Lunga intervista concessa a SportWeek da Alberto Zaccheroni, ex allenatore tra le altre di Lazio e Inter. Queste le sue parole in vista del match di lunedì sera tra biancocelesti e nerazzurri.

Qual è stata la sua maggior soddisfazione calcistica?

Mah, difficile scegliere. Ne ho, per fortuna, avute molte. Grandi, belle, intense”.

Ma ci sarà una squadra che ha sentito più sua?

Penso a quelle che ho potuto costruire dall’inizio. Tre anni all’Udinese, il terzo posto, la qualificazione in Coppa Uefa. E i tre anni al Milan, lo scudetto del centenario. Poi le promozioni con Riccione, Baracca Lugo e Venezia. Ho allenato l’Inter, la Juve, la Lazio, ho vinto con il Giappone. Sono stato in Cina e negli Emirati Arabi. Ma mi piace ricordare l’anno del Cosenza in B. Ci penalizzarono di 9 punti per irregolarità di bilancio, ma non subito, avremmo saputo come regolarci. A gennaio ce li tolsero. E ci salvammo ugualmente. Mi sono sentito fiero di quella squadra. Ma anche delle altre. Era bello lavorare con quei ragazzi”.

Ne ha avuti molti. Grandi campioni: Bierhoff a Udine, Shevchenko al Milan, Mihajlovic alla Lazio, Adriano all’Inter, Del Piero alla Juve. Chi ricorda con più affetto?

Affetto per tutti, rispetto anche. Per me sono sempre stati fondamentali i rapporti umani. Ho sempre pensato che, se non sai catturare l’uomo prima ancora dell’atleta, è inutile. Forse questa è una chiave del mio lavoro e dei successi ai massimi livelli”.

Ma qualcuno dentro il cuore le sarà rimasto. O no?
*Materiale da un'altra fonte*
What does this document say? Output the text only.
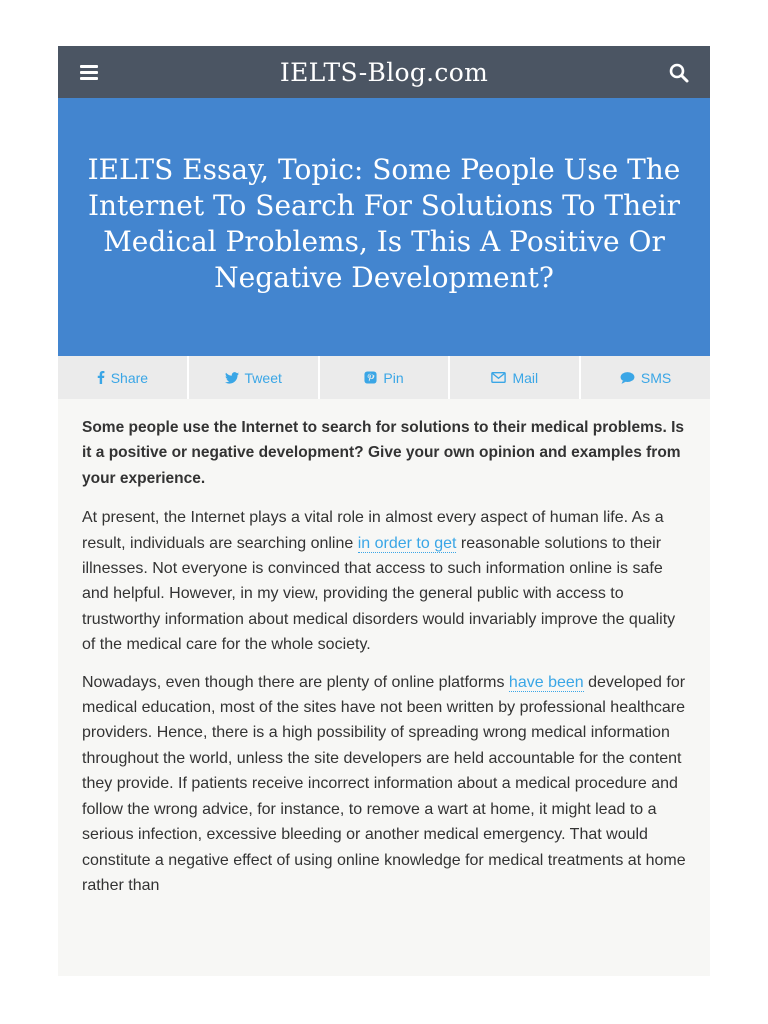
IELTS-Blog.com
IELTS Essay, Topic: Some People Use The Internet To Search For Solutions To Their Medical Problems, Is This A Positive Or Negative Development?
Share	Tweet	Pin	Mail	SMS

Some people use the Internet to search for solutions to their medical problems. Is it a positive or negative development? Give your own opinion and examples from your experience.

At present, the Internet plays a vital role in almost every aspect of human life. As a result, individuals are searching online in order to get reasonable solutions to their illnesses. Not everyone is convinced that access to such information online is safe and helpful. However, in my view, providing the general public with access to trustworthy information about medical disorders would invariably improve the quality of the medical care for the whole society.

Nowadays, even though there are plenty of online platforms have been developed for medical education, most of the sites have not been written by professional healthcare providers. Hence, there is a high possibility of spreading wrong medical information throughout the world, unless the site developers are held accountable for the content they provide. If patients receive incorrect information about a medical procedure and follow the wrong advice, for instance, to remove a wart at home, it might lead to a serious infection, excessive bleeding or another medical emergency. That would constitute a negative effect of using online knowledge for medical treatments at home rather than
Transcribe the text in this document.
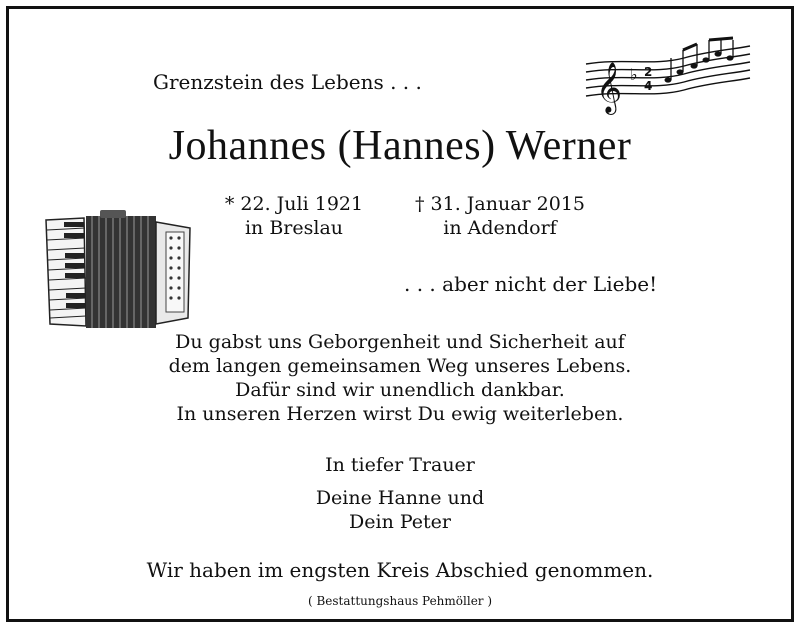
Grenzstein des Lebens . . .	𝄞 ♭ 2
4
Johannes (Hannes) Werner
* 22. Juli 1921
in Breslau
† 31. Januar 2015
in Adendorf
. . . aber nicht der Liebe!
Du gabst uns Geborgenheit und Sicherheit auf
dem langen gemeinsamen Weg unseres Lebens.
Dafür sind wir unendlich dankbar.
In unseren Herzen wirst Du ewig weiterleben.
In tiefer Trauer
Deine Hanne und
Dein Peter
Wir haben im engsten Kreis Abschied genommen.
( Bestattungshaus Pehmöller )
Se proprio mi costringe, un nome lo faccio: Dejan Stankovic. Per me era come un figlio, un ragazzo generosissimo. Quando sono arrivato alla Lazio non giocava e mi ha detto: ‘Io sono qui, se ha bisogno di un portiere faccio anche quello’. L ’ho liberato dai vincoli tattici, doveva sprigionare la sua energia e la sua qualità. Per lui ho fatto uno strappo, una cosa unica nella mia carriera”.

L’ha portato all’Inter.

Sì. Non avevo mai imposto acquisti a un mio presidente. Neanche al Milan: Bierhoff ed Helveg non me li sono portati dietro. Erano già stati scelti. Massimo Moratti però all’Inter mi ha chiesto un nome qualsiasi a mia scelta: ho fatto quello di Stankovic. Per il resto della mia carriera ho sempre costruito in base a quello che avevo”.

Adesso c’è Lazio-Inter. Cosa sono state per lei?

Due stagioni della mia vita. Alla Lazio sono subentrato a Dino Zoff dopo tre pareggi, due in casa, uno fuori. All’Inter ho sostituito Hector Cuper dopo sei giornate. Non è facile salire in corsa, le squadre vanno programmate in primavera e nei ritiri estivi vedi e capisci le vere potenzialità dei giocatori. Si muovono liberi dalla paura del risultato, del posto da titolare, del voto sul giornale. Nelle partite amichevoli sono spensierati, puoi anche proporre qualche cambio di ruolo in base alle caratteristiche”.

Torniamo alla famosa Lazio-Inter del 5 maggio 2002. Lei era sulla panchina biancazzurra. Cosa è successo?

Partita pazzesca. Ultima giornata, l’Inter è in testa, 69 punti, la Juve seconda, 68, gioca a Udine. Noi battiamo l’Inter 4-2, la Juve vince 2-0 e diventa campione. Pensi: protagoniste quattro delle mie squadre”.

In campo c’era Simone Inzaghi che, come lei, ha allenato Lazio e Inter. Com’era il Simone centravanti?

Un ragazzo d’oro. Disponibile, educato, gentile, un professionista. Quella volta ha fatto il gol del 4-2. Poi è diventato un bravissimo allenatore”.